I'm working on a system that performs matching on large sets of records based on strings and numeric ranges, and date ranges. The String matches are mostly exact matches as far as I can tell, as opposed to less exact full text search type results that I understand lucene is generally designed for. Numeric precision is important as the data concerns prices.
I noticed that Lucene recently added some support for numeric range searching but it's not something it's originally designed for.
Currently the system uses procedural SQL to do the matching and the limits are being reached as to the scalability of the system. I'm researching ways to scale the system horizontally and using search engine technology seems like a possibility, given that there are technologies that can scale to very large data sets while performing very fast search results. I'd like to investigate if it's possible to take a lot of load off the database by doing the matching with the lucene generated metadata without hitting the database for the full records until the matching rules have determined what should be retrieved. I would like to aim eventually for near real time results although we are a long way from that at this point.
My question is as follows: Is it likely that Lucene would perform many times faster and scale to greater data sets more cheaply than an RDBMS for this type of indexing and searching?
Lucene stores its numeric stuff as a trie; a SQL implementation will probably store it as a b-tree or an r-tree. The way Lucene stores its trie and SQL uses an R-tree are pretty similar, and I would be surprised if you saw a huge difference (unless you leveraged some of the scalability that comes from Solr).
As a general question of the performance of Lucene vs. SQL fulltext, a good study I've found is: Jing, Y., C. Zhang, and X. Wang. “An Empirical Study on Performance Comparison of Lucene and Relational Database.” In Communication Software and Networks, 2009. ICCSN'09. International Conference on, 336-340. IEEE, 2009.
First, when executing
exact query, the performance of Lucene is much better than
that of unindexed-RDB, while is almost same as that of
indexed-RDB. Second, when the wildcard query is a prefix
query, then the indexed-RDB and Lucene both perform very
well still by leveraging the index... Third, for combinational query, Lucene performs
smoothly and usually costs little time, while the query time
of RDB is related to the combinational search conditions and
the number of indexed fields. If some fields in the
combinational condition haven’t been indexed, search will
cost much more time. Fourth, the query time of Lucene and
unindexed-RDB has relations with the record complexity,
but the indexed-RDB is nearly independent of it.
In short, if you are doing a search like "select * where x = y", it doesn't matter which you use. The more clauses you add in (x = y OR (x = z AND y = x)...) the better Lucene becomes.
They don't really mention this, but a huge advantage of Lucene is all the built-in functionality: stemming, query parsing etc.
I suggest you read Marc Krellenstein's "Full Text Search Engines vs DBMS".
A relatively easy way to start using Lucene is by trying Solr. You can scale Lucene and Solr using replication and sharding.

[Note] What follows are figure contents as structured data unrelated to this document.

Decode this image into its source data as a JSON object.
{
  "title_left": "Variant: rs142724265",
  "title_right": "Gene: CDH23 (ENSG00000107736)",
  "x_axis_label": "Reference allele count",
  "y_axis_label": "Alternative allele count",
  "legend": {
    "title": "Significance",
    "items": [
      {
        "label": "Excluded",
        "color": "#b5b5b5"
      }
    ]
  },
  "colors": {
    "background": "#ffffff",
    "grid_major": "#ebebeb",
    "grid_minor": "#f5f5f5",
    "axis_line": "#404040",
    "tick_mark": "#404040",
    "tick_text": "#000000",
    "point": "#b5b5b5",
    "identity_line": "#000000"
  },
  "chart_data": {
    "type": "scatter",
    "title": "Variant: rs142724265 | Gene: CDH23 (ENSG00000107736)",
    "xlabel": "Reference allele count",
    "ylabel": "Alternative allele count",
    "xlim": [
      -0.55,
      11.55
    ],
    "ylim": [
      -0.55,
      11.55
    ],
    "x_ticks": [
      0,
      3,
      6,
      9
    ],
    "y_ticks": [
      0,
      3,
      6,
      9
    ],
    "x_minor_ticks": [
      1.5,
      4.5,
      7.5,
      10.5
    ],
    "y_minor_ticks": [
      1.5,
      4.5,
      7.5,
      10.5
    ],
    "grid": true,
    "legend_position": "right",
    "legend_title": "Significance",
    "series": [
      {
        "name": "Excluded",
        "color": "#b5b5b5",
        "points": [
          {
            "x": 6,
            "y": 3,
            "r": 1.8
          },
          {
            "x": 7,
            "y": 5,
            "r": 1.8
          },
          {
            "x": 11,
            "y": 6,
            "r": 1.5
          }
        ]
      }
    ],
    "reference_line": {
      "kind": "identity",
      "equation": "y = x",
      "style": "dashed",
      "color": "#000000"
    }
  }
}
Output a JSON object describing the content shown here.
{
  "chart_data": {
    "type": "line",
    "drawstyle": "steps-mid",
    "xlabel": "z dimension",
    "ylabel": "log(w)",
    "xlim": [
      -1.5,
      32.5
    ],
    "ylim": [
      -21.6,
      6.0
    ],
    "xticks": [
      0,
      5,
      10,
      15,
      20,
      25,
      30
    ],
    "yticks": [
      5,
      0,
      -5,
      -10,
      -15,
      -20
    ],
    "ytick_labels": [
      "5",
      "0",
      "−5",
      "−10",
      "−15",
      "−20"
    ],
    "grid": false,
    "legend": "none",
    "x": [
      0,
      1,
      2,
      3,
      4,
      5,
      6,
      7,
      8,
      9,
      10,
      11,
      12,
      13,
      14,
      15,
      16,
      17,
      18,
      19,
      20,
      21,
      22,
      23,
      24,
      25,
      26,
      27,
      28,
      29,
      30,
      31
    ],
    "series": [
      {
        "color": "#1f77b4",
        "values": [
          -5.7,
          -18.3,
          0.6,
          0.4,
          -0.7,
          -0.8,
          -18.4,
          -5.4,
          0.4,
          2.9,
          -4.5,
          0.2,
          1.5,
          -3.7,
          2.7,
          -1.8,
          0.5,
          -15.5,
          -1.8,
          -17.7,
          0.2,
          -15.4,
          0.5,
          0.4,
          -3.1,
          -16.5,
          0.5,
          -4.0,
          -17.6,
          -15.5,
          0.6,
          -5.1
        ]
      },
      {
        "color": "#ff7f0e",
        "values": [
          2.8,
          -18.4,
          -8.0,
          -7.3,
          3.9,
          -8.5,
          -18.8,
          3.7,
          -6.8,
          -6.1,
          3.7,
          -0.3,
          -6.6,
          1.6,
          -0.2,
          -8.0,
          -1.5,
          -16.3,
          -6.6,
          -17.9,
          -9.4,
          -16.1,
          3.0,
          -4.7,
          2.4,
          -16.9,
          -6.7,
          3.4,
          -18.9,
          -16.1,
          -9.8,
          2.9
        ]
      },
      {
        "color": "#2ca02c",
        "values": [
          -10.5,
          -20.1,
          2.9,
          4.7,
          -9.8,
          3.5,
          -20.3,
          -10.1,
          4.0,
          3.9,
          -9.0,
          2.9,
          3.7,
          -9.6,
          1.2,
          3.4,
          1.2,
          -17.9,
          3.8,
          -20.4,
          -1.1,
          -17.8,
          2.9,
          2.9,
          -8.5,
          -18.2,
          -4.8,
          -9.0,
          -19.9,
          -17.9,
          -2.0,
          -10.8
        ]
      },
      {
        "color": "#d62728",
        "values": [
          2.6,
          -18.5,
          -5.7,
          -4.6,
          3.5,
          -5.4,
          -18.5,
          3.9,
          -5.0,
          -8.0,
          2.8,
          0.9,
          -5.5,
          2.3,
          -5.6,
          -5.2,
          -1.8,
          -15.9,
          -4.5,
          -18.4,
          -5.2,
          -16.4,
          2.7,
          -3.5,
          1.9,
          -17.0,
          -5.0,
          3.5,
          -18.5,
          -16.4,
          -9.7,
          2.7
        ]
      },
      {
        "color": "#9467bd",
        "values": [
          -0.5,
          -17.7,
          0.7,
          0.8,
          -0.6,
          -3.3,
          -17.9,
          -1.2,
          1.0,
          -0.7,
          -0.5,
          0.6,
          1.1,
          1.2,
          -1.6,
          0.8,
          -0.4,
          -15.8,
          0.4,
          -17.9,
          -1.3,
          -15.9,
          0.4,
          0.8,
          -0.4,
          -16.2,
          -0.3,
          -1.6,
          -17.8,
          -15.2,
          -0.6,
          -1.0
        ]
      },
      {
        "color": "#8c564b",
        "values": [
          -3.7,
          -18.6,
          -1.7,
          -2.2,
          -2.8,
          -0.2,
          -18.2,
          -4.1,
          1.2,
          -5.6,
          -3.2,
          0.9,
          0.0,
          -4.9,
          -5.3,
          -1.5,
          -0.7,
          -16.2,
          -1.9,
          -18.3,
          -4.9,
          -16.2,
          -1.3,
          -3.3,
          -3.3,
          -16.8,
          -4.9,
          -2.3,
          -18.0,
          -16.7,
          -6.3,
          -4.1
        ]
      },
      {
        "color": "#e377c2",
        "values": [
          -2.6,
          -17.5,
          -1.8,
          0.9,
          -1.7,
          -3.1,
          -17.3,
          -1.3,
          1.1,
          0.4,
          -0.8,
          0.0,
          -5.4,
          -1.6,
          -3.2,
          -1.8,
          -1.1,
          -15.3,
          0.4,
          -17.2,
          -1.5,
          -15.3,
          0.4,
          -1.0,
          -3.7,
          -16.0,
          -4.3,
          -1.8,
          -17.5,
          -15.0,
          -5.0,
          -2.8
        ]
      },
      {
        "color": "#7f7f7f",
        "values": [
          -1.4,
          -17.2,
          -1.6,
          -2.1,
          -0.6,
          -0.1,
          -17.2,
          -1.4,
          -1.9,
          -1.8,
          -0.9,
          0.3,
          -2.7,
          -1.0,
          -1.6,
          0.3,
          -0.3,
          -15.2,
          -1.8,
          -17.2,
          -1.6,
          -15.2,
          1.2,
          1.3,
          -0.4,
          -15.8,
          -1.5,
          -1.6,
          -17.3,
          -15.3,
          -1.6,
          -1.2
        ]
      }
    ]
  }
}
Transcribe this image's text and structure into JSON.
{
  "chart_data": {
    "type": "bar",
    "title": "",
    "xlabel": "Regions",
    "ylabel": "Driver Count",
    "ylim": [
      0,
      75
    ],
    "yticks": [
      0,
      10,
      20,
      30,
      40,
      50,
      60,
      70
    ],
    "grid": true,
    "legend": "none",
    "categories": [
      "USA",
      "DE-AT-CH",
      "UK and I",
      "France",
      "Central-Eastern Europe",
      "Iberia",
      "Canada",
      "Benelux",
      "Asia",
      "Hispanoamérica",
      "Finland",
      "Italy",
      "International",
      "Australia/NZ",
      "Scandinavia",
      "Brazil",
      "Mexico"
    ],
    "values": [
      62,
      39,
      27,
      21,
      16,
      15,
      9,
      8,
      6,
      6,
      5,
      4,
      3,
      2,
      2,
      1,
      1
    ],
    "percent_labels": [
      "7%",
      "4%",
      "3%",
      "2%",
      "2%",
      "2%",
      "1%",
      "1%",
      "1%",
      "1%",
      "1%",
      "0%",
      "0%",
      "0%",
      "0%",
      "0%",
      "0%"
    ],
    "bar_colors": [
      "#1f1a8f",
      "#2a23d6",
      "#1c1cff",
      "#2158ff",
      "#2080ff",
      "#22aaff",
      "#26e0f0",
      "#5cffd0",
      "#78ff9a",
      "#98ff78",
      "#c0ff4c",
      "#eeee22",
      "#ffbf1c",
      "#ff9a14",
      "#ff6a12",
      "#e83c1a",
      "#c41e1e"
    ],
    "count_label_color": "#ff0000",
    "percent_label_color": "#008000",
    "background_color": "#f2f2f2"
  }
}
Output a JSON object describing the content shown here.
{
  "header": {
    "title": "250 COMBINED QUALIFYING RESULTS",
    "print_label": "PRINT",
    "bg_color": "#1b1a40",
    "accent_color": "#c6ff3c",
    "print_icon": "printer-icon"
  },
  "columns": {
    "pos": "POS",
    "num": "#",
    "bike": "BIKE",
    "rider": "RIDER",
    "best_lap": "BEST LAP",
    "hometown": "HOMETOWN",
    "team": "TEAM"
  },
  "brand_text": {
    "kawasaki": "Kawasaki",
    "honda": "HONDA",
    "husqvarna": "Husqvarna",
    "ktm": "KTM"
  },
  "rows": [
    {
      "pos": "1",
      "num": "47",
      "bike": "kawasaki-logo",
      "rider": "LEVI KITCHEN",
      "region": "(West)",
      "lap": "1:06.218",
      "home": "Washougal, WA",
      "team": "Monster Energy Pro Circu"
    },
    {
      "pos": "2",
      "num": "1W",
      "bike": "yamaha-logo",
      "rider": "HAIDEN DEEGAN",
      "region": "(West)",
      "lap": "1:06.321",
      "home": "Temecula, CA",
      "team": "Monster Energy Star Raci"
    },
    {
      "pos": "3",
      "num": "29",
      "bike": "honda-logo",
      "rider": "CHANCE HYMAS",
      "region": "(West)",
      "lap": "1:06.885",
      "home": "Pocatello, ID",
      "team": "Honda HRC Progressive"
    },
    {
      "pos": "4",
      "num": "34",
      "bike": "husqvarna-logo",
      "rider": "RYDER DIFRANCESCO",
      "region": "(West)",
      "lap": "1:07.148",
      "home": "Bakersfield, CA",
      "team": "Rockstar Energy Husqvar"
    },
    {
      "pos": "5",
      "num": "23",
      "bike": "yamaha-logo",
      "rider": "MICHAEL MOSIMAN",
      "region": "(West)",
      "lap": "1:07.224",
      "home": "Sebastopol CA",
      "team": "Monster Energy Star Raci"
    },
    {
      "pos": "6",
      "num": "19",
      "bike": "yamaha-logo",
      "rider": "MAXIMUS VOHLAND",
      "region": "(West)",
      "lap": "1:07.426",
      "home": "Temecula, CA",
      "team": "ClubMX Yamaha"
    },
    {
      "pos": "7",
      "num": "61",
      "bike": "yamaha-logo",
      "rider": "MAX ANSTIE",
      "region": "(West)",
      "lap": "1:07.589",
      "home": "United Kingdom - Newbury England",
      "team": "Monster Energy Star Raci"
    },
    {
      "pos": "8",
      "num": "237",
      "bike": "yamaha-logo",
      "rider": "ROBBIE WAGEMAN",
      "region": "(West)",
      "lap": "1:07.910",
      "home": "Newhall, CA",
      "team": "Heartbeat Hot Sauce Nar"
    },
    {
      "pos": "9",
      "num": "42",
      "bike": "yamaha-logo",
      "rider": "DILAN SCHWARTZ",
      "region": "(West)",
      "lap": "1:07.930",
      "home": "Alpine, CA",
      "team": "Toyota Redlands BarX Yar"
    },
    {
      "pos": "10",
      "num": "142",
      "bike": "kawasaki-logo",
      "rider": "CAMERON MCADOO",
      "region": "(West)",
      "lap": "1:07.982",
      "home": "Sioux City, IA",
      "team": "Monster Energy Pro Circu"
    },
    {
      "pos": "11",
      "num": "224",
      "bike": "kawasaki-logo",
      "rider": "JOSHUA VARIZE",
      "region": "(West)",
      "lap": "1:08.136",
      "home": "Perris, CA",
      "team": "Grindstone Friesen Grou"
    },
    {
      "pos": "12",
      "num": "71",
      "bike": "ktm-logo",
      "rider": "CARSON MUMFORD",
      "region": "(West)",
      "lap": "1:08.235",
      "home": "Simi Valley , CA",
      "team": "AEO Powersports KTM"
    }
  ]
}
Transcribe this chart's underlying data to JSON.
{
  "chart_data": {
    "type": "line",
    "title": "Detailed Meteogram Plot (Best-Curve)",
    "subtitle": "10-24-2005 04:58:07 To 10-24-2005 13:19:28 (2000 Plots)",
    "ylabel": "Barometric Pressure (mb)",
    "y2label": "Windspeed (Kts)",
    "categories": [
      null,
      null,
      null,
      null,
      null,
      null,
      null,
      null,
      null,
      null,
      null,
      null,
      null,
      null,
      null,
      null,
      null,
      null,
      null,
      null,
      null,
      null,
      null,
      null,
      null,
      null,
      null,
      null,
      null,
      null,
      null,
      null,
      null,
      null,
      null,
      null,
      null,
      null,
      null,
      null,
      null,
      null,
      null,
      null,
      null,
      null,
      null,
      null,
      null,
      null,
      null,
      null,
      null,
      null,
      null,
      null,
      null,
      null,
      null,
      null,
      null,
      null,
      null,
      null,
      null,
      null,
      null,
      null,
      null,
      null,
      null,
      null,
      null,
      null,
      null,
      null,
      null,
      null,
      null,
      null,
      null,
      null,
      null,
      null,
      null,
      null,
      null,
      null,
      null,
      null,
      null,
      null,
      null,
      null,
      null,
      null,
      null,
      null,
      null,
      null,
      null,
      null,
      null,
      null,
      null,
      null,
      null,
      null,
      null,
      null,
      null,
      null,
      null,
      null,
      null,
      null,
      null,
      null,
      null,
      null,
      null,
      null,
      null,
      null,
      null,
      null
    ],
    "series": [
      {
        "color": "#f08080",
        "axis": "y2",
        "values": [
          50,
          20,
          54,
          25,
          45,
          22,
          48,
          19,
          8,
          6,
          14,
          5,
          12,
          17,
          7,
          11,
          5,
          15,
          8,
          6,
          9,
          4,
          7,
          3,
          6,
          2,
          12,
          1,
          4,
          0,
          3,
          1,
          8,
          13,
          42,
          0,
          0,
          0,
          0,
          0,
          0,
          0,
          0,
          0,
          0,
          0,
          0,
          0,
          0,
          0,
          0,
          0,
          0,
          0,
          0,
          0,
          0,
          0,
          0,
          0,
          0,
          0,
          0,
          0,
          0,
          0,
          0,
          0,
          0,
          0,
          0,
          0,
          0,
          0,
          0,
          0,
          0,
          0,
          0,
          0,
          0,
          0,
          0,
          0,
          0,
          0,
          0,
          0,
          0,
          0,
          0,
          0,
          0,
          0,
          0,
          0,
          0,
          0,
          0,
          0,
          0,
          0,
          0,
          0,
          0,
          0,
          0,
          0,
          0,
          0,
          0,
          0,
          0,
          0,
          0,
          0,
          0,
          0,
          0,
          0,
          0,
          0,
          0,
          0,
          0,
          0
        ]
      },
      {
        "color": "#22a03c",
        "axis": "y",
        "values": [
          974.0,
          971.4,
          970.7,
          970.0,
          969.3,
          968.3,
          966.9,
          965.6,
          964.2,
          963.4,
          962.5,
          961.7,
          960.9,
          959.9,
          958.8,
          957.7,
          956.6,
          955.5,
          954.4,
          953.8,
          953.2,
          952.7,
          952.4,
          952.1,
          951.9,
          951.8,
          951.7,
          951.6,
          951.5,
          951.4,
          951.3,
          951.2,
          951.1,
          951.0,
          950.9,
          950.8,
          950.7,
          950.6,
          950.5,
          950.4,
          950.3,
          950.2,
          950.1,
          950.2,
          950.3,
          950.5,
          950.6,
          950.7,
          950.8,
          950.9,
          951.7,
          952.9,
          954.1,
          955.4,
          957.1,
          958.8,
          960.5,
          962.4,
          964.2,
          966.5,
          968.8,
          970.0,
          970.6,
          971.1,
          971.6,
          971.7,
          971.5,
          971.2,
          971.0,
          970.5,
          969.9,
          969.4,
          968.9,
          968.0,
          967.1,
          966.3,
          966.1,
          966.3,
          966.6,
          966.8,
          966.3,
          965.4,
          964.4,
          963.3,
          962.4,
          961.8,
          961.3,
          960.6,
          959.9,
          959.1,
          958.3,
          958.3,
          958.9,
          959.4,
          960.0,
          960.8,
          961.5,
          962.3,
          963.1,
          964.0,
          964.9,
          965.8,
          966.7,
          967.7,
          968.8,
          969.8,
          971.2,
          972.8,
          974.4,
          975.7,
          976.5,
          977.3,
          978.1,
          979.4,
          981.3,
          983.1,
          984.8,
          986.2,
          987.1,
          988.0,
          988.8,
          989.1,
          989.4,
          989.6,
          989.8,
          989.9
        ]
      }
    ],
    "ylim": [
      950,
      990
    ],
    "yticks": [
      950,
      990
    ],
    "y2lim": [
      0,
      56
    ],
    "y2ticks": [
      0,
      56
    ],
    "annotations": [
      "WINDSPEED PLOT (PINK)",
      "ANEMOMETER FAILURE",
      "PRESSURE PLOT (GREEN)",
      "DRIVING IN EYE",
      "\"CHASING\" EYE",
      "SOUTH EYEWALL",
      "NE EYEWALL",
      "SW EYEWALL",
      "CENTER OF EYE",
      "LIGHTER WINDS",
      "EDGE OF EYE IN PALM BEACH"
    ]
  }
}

At its heart, and in its simplest form, Lucene is a word density search engine. Lucene can scale to handle extremely large data sets and when indexed correctly return results in a blistering speed. For text based searching it is possible and very probable that search results will return quicker in Lucene as opposed to SQL Server/Oracle/My SQL. That being said it is unfair to compare Lucene to traditional RDBMS as they both have completely different usages.